Like a number of other Muslim leaders, the founder of Pakistan Quaid-e-Azam Mohammad Ali Jinnah, too, recognized and identified the need for creating a separate homeland for the Muslims, who at that time were facing a difficult future at the hands of Hindu nationalists.
But was he a religious nationalist? The Lincoln’s Inn-educated barrister was never famous for his observance of ritualistic Islam or the restrictions which go with it. Apart from this, he also made it clear in his 11th August 1947 Constituent Assembly address that all Pakistani citizens are free to practice their own respective religions.
However, over the years we have witnessed the rise of a very conservative ideology which in our society promotes a particular sect of Islam and rejects all those who do not fall within its domain. This lens shapes the perception of the masses at the grass-roots level.
However, things at the top (read government level) seem to be ‘moderate’ by comparison. The majority of Pakistani rulers, with the exception of General Zia-ul-Haq, have all been moderates who have promoted a modernist agenda.
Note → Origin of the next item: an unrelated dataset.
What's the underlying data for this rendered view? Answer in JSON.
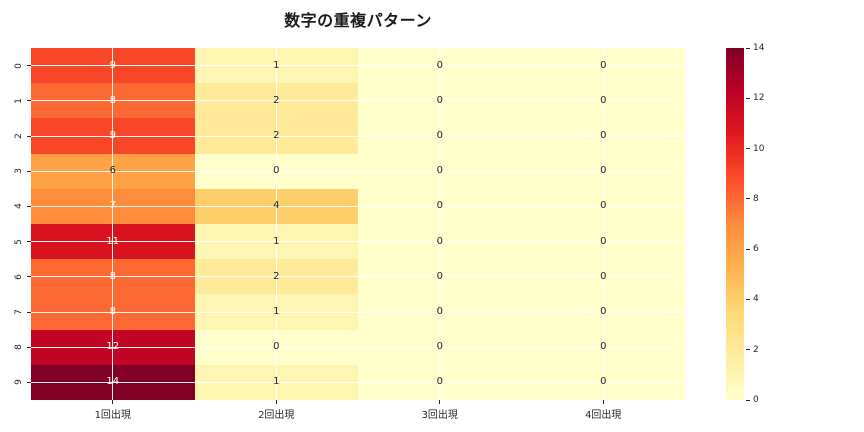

Such an agenda was brought centre-stage by the founding father of the Pakistan Peoples Party (PPP) Zulfiqar Ali Bhutto through his socialist reforms. During Zulfiqar Ali Bhutto’s rule, Pakistan’s religious zeal and fervour was very much present – but it was far from manifesting itself as we today know it. Alcohol was widely available in society during Bhutto’s tenure - even with the presence of religious parties. It was not until the 1977 elections, where the opposition cried foul, that Bhutto Sahab announced a widespread ban on alcohol and shifted the public holiday from Sunday to the Muslim holy day of Friday. Both moves were to please the religious opposition parties within the Pakistan National Alliance (PNA) so that they could stop accusing the PPP of rigging the election.
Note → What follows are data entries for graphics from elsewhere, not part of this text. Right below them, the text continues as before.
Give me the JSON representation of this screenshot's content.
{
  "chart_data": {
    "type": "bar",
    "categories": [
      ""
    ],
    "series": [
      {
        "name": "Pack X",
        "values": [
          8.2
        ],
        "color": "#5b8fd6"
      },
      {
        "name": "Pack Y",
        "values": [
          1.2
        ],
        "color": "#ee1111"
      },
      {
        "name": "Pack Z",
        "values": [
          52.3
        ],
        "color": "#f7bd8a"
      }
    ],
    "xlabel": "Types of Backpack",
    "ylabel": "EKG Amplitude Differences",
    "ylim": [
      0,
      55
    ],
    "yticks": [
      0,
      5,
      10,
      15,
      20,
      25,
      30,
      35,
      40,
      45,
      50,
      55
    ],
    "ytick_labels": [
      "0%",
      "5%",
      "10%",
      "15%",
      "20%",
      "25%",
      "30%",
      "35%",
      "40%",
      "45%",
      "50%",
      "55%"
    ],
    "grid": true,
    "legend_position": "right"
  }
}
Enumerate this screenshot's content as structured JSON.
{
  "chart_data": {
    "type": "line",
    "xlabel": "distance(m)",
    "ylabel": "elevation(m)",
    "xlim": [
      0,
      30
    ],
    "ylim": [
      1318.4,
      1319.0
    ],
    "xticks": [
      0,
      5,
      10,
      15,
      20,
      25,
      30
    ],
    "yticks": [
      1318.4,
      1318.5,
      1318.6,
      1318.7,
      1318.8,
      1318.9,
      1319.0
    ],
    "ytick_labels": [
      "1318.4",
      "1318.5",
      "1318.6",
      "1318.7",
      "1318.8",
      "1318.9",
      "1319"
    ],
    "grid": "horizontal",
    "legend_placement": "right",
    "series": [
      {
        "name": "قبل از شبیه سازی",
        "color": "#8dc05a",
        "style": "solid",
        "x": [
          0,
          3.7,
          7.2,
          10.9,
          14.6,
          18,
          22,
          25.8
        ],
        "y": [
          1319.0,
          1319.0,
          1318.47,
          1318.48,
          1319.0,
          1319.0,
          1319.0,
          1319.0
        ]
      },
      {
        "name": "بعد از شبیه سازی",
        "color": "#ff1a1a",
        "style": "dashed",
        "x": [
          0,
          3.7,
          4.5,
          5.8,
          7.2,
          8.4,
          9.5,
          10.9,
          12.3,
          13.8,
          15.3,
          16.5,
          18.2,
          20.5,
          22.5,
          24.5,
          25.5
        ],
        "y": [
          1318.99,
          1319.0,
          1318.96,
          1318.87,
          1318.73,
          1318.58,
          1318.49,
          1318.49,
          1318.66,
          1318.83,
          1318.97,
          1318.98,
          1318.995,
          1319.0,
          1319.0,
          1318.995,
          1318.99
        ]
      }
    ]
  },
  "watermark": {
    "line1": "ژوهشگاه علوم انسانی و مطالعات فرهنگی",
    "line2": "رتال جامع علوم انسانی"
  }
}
The public holiday of Friday was taken back during the second PML-N government in the 1990s yet the prohibition on alcohol still exists. Many experts and commentators are of the view that the Islamist laws brought forward during General Zia’s reign have further slipped Pakistani society into a religious frenzy and on such basis, any expectation of the mainstream becoming moderate is nothing but a dream.
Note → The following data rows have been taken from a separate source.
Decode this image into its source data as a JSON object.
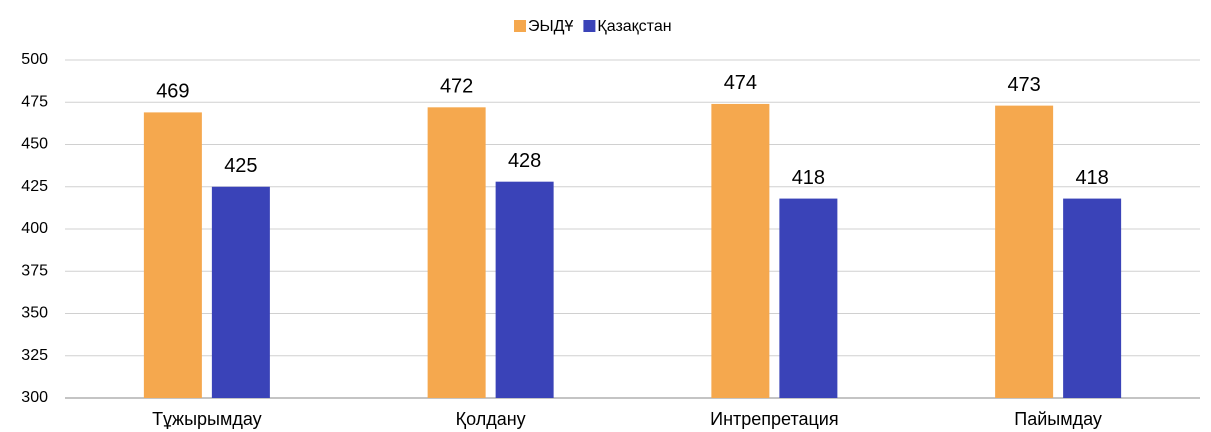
{
  "chart_data": {
    "type": "bar",
    "categories": [
      "Тұжырымдау",
      "Қолдану",
      "Интрепретация",
      "Пайымдау"
    ],
    "series": [
      {
        "name": "ЭЫДҰ",
        "color": "#f5a84e",
        "values": [
          469,
          472,
          474,
          473
        ]
      },
      {
        "name": "Қазақстан",
        "color": "#3a43b8",
        "values": [
          425,
          428,
          418,
          418
        ]
      }
    ],
    "ylim": [
      300,
      500
    ],
    "yticks": [
      300,
      325,
      350,
      375,
      400,
      425,
      450,
      475,
      500
    ],
    "grid": true,
    "legend": "top"
  }
}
During General Zia’s reign, the conflict in Afghanistan saw the birth of extremist groups in Pakistan which were sent to fight the Soviets. As a result, Pakistan is now defending itself from such groups that threaten its own territory.
Much later down the line, General Pervez Musharraf re-introduced a desire for modernity into society. His dream and ambition was to make Pakistan a country like Turkey where the legendary leader Mustafa Kamal Ataturk separated the state from religion. During General Musharraf’s rule the media expanded to several channels and moderate faces were introduced on the screen. However, by the end of his tenure it was evident that this bubble was going to burst and Pakistan would be back to it’s ‘original’ identity.
So addressing the question asked earlier: why is Pakistan not being ruled in a theocratic manner in spite of such religious zeal and fervour in society?
To put the matter simply, Pakistan’s economic situation since independence has not allowed it to survive on its own. The world’s power centres and their all-important loan lending institutions want to see Pakistan as a relatively moderate Muslim country which spends in the way of socio-economic development all the while being a transit route into Afghanistan and Central Asian countries. To see a Muslim country being ruled by a theocracy and possessing advanced weaponry is a frightening sight for the world’s elites.
Modernity in Pakistan requires emphasis on the state investing in education, science and technology. It was the relative open-mindedness in the Muslim empires of the past which led to achievements such as the adoption of the compass, coffee and algebra. However, the masses in Pakistan view modernity as a suspicious concept which promotes Western values and threatens to weaken Islam.
And so the question remains as to how long Pakistan will be ruled like a paradox – one where the rulers are moderate but the masses infused with religious nationalism.